Story 2- This is a quicky. Pretty much this little motherfucker that my friends and I don't like lives in this one house. Shocker I know. Anyways, we ding dong ditch his house and wait a while, nothing happens so we are gettin up.
All of a sudden, the front door bursts open and his LITTLE SISTER hauls ass screaming at us. We haul ass and she ends up attacking us. Its chill though we melted away into the bushes like guerilla attack forces from vietnam.
Story 3- If you don't have the patience to read any of the other stories, this is most definetely the one to read.
This story happens in 3 parts.
Part 1- One night, same night as STORY 1, my friends and I were ding dong ditching blah blah blah. Anyways, we get to this one house. Perfect as fuck. Bushes in easy reach, not too many windows. Basically a ghillie suited ding dong ditcher's dream.
So, we get this house and dive behind some bushes, waiting like night prowlers. Out comes some little fuck and he just looks around and then closes the door. Kinda ghey but it gets better.
Part 2- After that idiot just closed the door on us, we were like DUUUUDDDE so we left. But, we couldn't resist the temptation of this perfect house and we came back for seconds. But this time their was a change of plans. This was right before halloween, so this family had pumpkins laid out. This will factor in later to the story.
There is something you need to know about my friend's ghillie suit to fully understand this part. The pant's cuffs were dragging alot of mud and dirt, so when he walked it looked like he was dragging something when we looked at the stains it made on the ground.
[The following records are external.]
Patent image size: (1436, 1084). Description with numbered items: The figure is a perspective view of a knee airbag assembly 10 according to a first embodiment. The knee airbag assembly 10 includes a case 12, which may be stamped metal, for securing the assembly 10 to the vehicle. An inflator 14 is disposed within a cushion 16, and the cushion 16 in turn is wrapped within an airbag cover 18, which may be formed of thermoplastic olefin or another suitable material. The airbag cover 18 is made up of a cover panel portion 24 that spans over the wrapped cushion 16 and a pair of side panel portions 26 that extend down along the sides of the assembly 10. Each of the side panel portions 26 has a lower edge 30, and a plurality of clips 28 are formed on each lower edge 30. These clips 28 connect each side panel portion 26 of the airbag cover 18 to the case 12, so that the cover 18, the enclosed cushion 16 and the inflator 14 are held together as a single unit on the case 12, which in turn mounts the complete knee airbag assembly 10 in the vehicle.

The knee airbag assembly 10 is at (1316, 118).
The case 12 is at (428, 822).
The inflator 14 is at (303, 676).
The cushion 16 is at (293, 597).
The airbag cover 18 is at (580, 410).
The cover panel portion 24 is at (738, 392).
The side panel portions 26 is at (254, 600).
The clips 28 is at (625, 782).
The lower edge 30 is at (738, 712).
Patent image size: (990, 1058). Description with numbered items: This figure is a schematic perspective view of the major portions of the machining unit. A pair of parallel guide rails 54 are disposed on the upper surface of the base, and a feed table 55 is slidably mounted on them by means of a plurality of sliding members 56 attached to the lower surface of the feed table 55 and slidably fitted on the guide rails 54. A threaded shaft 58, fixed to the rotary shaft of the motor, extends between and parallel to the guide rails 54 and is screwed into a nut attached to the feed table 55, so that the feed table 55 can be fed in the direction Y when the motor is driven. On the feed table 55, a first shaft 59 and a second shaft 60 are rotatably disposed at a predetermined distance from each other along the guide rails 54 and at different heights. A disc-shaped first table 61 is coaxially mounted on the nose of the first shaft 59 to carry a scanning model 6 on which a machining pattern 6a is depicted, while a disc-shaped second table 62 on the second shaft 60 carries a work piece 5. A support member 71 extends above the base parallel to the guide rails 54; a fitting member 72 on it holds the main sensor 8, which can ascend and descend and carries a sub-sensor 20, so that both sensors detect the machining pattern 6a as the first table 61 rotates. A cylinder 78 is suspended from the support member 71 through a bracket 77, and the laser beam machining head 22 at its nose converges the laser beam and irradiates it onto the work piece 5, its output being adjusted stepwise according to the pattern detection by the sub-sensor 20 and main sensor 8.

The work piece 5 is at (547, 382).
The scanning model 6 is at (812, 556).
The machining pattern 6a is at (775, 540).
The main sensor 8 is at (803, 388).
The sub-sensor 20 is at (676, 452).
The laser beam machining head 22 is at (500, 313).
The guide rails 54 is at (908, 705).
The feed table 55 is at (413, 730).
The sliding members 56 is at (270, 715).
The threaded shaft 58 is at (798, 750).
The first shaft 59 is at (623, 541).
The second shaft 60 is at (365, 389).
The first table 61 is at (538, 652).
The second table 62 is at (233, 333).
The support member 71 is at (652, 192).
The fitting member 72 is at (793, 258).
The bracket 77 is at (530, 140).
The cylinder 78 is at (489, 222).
Back to the story. This friend goes up, ding dong ditches, and hauls ass back to the bushes. Little did he know, he inadvertantly made it look like he dragged away of one their pumpkins. This time, big bad mother opens the door. Shes flips out. Calls the whole family out to the porch. That's right, father son and daughter. They are ALL flipping out. "OH MY GOD BILL THEY TOOK OUR PUMPKIN!" "I know honey, what bastards." Kids were freakin out as well. They went on for about 10 FUCKING MINUTES about how we stole their pumpkin. Counted the pumpkins, recounted the pumpkins, on and on. Hella funny and a great night.
Part 3- Ok guys, im getting hella tired writing all this, but we are almost done. This is where it gets a little confusing, so pay attention.
Speed up about 5 months. Me and 2 of my friends are back at it again. We were ding dong ditching a couple peeps, and then remember the perfect house with the perfect idiot family. Anyways, we go to do them again. Little do we know this is going to turn into a big shitstorm.
So we ding dong ditch em, hide in our usual spot, and wait. Out comes the family again. This time though, they are pissed off. I mean really pissed off. Screaming into then night saying they will call the police blah blah blah.
Then it happened. The little girl said "they always hid behind that one bush". Unfortunately, that was our fucking bush. Apparently some other dumbass had used our spot and now fucked us over. Paralyzed by fear, we sat stock still and hoped for the best.
Big bad dad was ppiiissseed off. He gets on his shoes and starts looking around. The rest of the little douchers go on inside. It's between us and him. As I look back on this fateful night, I realize we should have run right then and their. But we didn't.
The dad gets closer. Now I can barely see him out of my peripheral vision. Then he goes behinds us. This was actually the funniest and worst part of the experience. That douche sat behind us for literally 2 minutes trying to figure out if we were people or motherfucking bushes. Unfortunately, he guessed right.
Pulls of my hood. First words out of his mouth were "'Da fuck?". Priceless. That's the beef of the story. Pretty much ends up with him spitting on me and saying fuck a lot.
Sparknotes: Ghillie suits. Get them.